Kadin: Target Pertumbuhan Ekonomi 7%, Jangan Skeptis

Jum'at, 21 November 2014 - 16:28 WIB
Kadin: Target Pertumbuhan Ekonomi 7%, Jangan Skeptis
Kadin: Target Pertumbuhan Ekonomi 7%, Jangan Skeptis
A A A
JAKARTA - Kamar Dagang dan Industri (Kadin) Indonesia menyatakan bahwa dunia usaha jangan bersikap skeptis terhadap angka proyeksi pertumbuhan ekonomi Indonesia sebesar 7%, tax ratio lebih dari 16%, serta angka-angka pembangunan infrastruktur yang ditargetkan oleh pemerintah selama tahun 2014-2019.

“Dunia usaha juga tidak seharusnya hanya beharap dan menunggu. Dunia usaha perlu menempatkan diri pada posisi proaktif bekerja bersama pemerintah,” kata Ketua Umum Kadin Suryo Bambang Sulisto dalam Rakernas Kadin bertema Mengetahui Arah Politik Anggaran Pemerintahan Jokowi–JK di Jakarta, Jumat (21/11/2014).

Menurut Suryo, dunia usaha memiliki perspektif tersendiri dalam memahami permasalahan ekonomi, baik sebagai sarana untuk menciptakan kemakmuran maupun sebagai instrumen pertumbuhan.

Dia mengaku, keunggulan posisi dunia usaha sebagai pelaku ekonomi itu harus disumbangkan kepada pemerintah untuk kepentingan nasional. Suryo menjelaskan, kelemahan negara dalam melakukan pembangunan dapat dilihat dari ruang fiskal yang jauh dari menggembirakan.

Selama ini ruang fiskal yang sempit dikaitkan dengan besarnya subsidi BBM. Namun di balik itu, utang luar negeri Indonesia sangat memprihatinkan.

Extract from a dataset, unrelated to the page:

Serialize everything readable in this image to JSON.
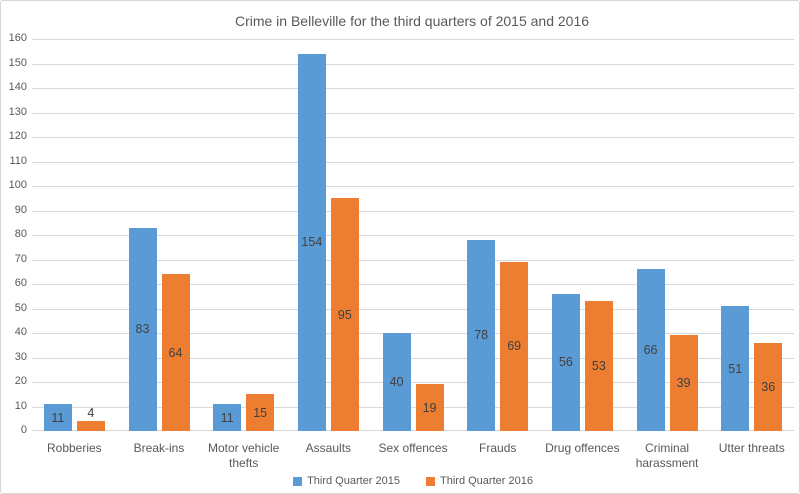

Sampai Agustus 2014, utang swasta mencapai Rp3,540 triliun atau setara USD290, 4 miliar. Kemampuan negara dalam membayar utang dari tahun ke tahun ternyata juga terus menurun. Debt to service ratio saat ini mencapai lebih dari 40%.

Sementara utang pemerintah hingga September 2014 mencapai Rp2.602 triliun atau 25% dari PDB. Menurut dia, meskipun jumlah utang masih dianggap aman karena di bawah batas 60%, tetapi pembayaran cicilan dan bunga cukup membebani APBN.

Dengan beban pembayaran utang dan beban subsidi BBM yang besar, maka APBN hanya cukup untuk belanja rutin. Dengan penerimaan pajak yang kurang dari 70%, maka kemampuan negara untuk melakukan pembangunan sangat lemah.

"Bahkan untuk membayar cililan dan bunga utang, negara harus mengambil utang baru. Belum lagi adanya kenyataan bahwa kepemilikan asing atas surat utang juga sangat besar, yakni sekitar 38%,” tandas Suryo.
(rna)
Copyright ©2024 SINDOnews.com
All Rights Reserved
berita/ rendering in 0.8183 seconds (0.1#10.140)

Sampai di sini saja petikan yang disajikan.